Alaska's Columbia Glacier, a majestic "river" of ice, is one of the most rapidly changing glaciers on Earth. Thirty years ago, the glacier began to shrink with unprecedented speed — and satellite images reveal the scale of the changes that have continued ever since.
The Columbia Glacier originates high in the Chugach Mountains, at an elevation of 10,000 feet (3,050 meters), and flows to the sea, emptying out into Prince William Sound in southeastern Alaska.
When British explorers first surveyed the glacier in 1794, it reached as far as Heather Island, a small island near the mouth of Columbia Bay.
The glacier didn't budge for almost a century, but in 1980, the glacier began a sudden retreat.
A 1986 satellite image, shown in false colors above, shows that the front edge of the glacier had begun to splinter and fall apart, giving birth to flotillas of icebergs. In the photograph, the glacier has retreated several kilometers north of Heather Island.
By 2011, the glacier had retreated more than 12 miles, as revealed in the image below.
As the glacier has retreated, it has also thinned substantially — as shown by the expansion of brown bedrock areas on either side of the glacier. Since the 1980s, the glacier has lost about half of its total thickness and volume.

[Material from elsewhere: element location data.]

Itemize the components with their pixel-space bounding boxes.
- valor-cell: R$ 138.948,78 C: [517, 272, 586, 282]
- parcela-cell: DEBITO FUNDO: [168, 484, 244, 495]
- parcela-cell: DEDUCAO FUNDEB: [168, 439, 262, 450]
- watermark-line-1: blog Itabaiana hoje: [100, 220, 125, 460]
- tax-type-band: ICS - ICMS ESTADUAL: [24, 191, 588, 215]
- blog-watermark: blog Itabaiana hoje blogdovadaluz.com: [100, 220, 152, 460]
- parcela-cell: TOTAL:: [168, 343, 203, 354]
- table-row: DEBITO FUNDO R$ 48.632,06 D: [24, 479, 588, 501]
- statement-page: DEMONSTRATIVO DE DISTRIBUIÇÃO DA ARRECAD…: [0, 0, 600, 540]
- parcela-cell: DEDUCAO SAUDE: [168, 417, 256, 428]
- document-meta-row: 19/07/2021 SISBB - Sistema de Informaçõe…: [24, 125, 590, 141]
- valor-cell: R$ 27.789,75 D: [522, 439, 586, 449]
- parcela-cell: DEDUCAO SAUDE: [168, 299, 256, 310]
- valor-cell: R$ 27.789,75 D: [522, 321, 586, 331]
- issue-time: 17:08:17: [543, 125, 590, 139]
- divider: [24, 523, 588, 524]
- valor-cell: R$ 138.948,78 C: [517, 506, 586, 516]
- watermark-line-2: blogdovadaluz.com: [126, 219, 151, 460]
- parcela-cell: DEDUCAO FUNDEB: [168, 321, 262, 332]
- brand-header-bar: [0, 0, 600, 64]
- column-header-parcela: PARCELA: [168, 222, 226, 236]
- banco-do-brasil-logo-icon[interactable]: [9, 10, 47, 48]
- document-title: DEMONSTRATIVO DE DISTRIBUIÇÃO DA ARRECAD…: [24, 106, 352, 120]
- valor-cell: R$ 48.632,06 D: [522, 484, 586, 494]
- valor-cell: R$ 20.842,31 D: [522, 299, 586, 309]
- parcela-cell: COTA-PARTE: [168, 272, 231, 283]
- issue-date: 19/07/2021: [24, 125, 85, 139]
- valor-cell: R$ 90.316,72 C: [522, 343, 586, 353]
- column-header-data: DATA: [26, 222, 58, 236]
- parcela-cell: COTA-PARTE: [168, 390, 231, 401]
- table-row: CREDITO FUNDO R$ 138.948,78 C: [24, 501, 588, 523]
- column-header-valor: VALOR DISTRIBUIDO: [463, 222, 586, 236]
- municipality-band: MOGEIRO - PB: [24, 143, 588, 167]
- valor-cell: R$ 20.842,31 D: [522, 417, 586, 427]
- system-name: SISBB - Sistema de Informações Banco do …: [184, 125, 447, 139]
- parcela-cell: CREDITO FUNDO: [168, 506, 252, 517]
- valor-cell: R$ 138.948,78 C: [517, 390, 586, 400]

The glacier's rapid retreat has also changed the way it flows. In the 1980s image, you can see the area where two branches of the glacier meet — it's called the medial moraine.
In the 2011 image, the glacier has shrunk so much that its two branches no longer meet; it is essentially two different glaciers, which is causing the splintering and melting to happen on two different fronts, instead of one.